Last Update:
In ‘Motherhood’ and in real life, Uma Thurman is a New York mom
BY Jane Ridley
DAILY NEWS STAFF WRITER
In the comedy “Motherhood,” opening Friday, Uma Thurman plays a financially challenged stay-at-home mom who copes with the grim reality – and unexpected rewards – of being a parent in lower Manhattan. Onscreen, Thurman’s character lives in a cramped apartment in a fourth-floor walkup, observes alternate-side parking rules and deals with unsolicited child-care advice. It all makes for a stressful existence.
In real life, the actress and single mother of two owns a swanky Greenwich Village townhouse and is engaged to billionaire financier Arpad Busson. But as the 39-year-old tells it, she identifies with her frazzled, overreaching character in more ways than you would think.
Were you drawn to this movie as a New York City mom?
I definitely felt I had shared an experience with the director, Katherine Dieckmann, another Manhattan mom. There is something very bonding when you know every park in the area, where the little coffee shops are nearby and what the different bakeries are like. “Motherhood” isn’t my story, but it’s the backdrop of my story. There are so many commonalities. I found it very moving because it’s wonderfully observed. The attitudes of different mothers. The sense of claustrophobia here in New York. People living on top of each other and commenting on each other and seeing in each other’s windows. There not being enough sand in the sandbox, practically. The overlapping of lives.
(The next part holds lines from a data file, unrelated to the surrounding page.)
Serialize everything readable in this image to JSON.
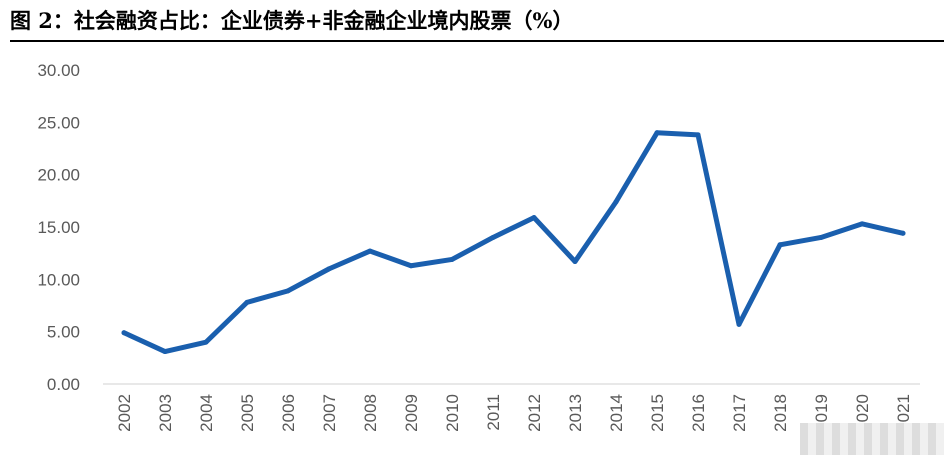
{
  "title": "图 2：社会融资占比：企业债券+非金融企业境内股票（%）",
  "colors": {
    "line": "#1a5fae",
    "axis": "#d9d9d9",
    "text": "#595959"
  },
  "chart_data": {
    "type": "line",
    "title": "图 2：社会融资占比：企业债券+非金融企业境内股票（%）",
    "categories": [
      "2002",
      "2003",
      "2004",
      "2005",
      "2006",
      "2007",
      "2008",
      "2009",
      "2010",
      "2011",
      "2012",
      "2013",
      "2014",
      "2015",
      "2016",
      "2017",
      "2018",
      "2019",
      "2020",
      "2021"
    ],
    "x_tick_labels": [
      "2002",
      "2003",
      "2004",
      "2005",
      "2006",
      "2007",
      "2008",
      "2009",
      "2010",
      "2011",
      "2012",
      "2013",
      "2014",
      "2015",
      "2016",
      "2017",
      "2018",
      "019",
      "020",
      "021"
    ],
    "series": [
      {
        "values": [
          4.9,
          3.1,
          4.0,
          7.8,
          8.9,
          11.0,
          12.7,
          11.3,
          11.9,
          14.0,
          15.9,
          11.7,
          17.4,
          24.0,
          23.8,
          5.7,
          13.3,
          14.0,
          15.3,
          14.4
        ]
      }
    ],
    "ylim": [
      0,
      30
    ],
    "y_ticks": [
      "0.00",
      "5.00",
      "10.00",
      "15.00",
      "20.00",
      "25.00",
      "30.00"
    ],
    "grid": false,
    "legend": "none",
    "xlabel": "",
    "ylabel": ""
  }
}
The movie pokes fun at the interfering, overprotective and often competitive parenting styles of people in places like the West Village and Park Slope. Have you experienced this?
Absolutely! It starts when you are pregnant. I remember being at Broadway and 18th, going to a movie, heavily pregnant in the summer, and it was incredibly hot. I used to chew ice. It’s probably because you get extra hot when you’re pregnant. Someone stopped me. “You are chewing ice and you’re pregnant! That could be a lack of iron!” they said. My ice-chewing was somehow an indication that I was doing something wrong! But people here do worry a lot about children. I do it myself. I see a kid in a park wandering without an adult near them. I think: Is that kid lost or is that adult just too far away from their kid? It’s all part of our communal living.
What have you seen in the city that’s a bit over the top, parenting-wise?
I always object to seeing children on leashes. I find seeing children on leashes unsettling. It pains me. The manufacturers try to disguise them as backpacks with stuffed toys on them. I can understand why you might need one or want one. But, at the end of the day, they are leashes!
Eliza, your character in “Motherhood,” has a somewhat compromised lifestyle because she lives in a rent-stabilized apartment. Can you understand why she doesn’t move to the suburbs?
People in New York are addicted to rent-stabilized apartments. Maybe they don’t like it or they’ve grown out of it, but they can’t give up the deal. I have a number of friends in rent-stabilized apartments who will never leave. Their whole lives are balanced in a certain way. That relatively cheap apartment allows them to live the life they want. They don’t have to say: “I’m not making enough money doing this or that and should do something else.” That apartment lets them continue to pursue the career of their choice – whether they are writers or artists – with passion.
Where are your favorite places to take kids here in New York?
I always like the two children’s museums. The Children’s Museum of the Arts downtown and the Children’s Museum of New York on the upper East Side. We are so lucky in this city with an absolute glut of wonderful places to go – all the museums, galleries and, in the winter, the ice-skating rinks.
Eliza gets annoyed by the hordes of inconsiderate, camera-toting tourists outside the Magnolia Bakery on “Sex and the City” tours in Greenwich Village. Do you share the same feelings?
I tend to avoid places that are really touristy. … It’s amazing there is enough room [in New York] for everybody.
Jodie Foster has a cameo role in the film where she plays herself bringing her kids to the Bleecker St. playground in Greenwich Village. She is hassled by the paparazzi. How do you cope when that happens to you?
It happens all the time, in the exact same park. All the time. People start taking pictures of you. I try to ignore it as much as I can or I leave.
How does this lack of privacy affect your kids – Maya, 11, and 9-year-old Levon? (Their father is Thurman’s ex-husband Ethan Hawke.)
I let them be. They are themselves. We have a good time. They have a pretty normal universe.
In the film, Eliza enters a blogging competition which involves writing an article about what motherhood means to her. What does motherhood mean to you?
It’s about embracing life and realizing what a privilege it means to be with your kids. It’s the most love I’ve ever experienced. I am very much into love as a universal religion and I would put mothering and motherhood on the top of the pyramid as a way to love.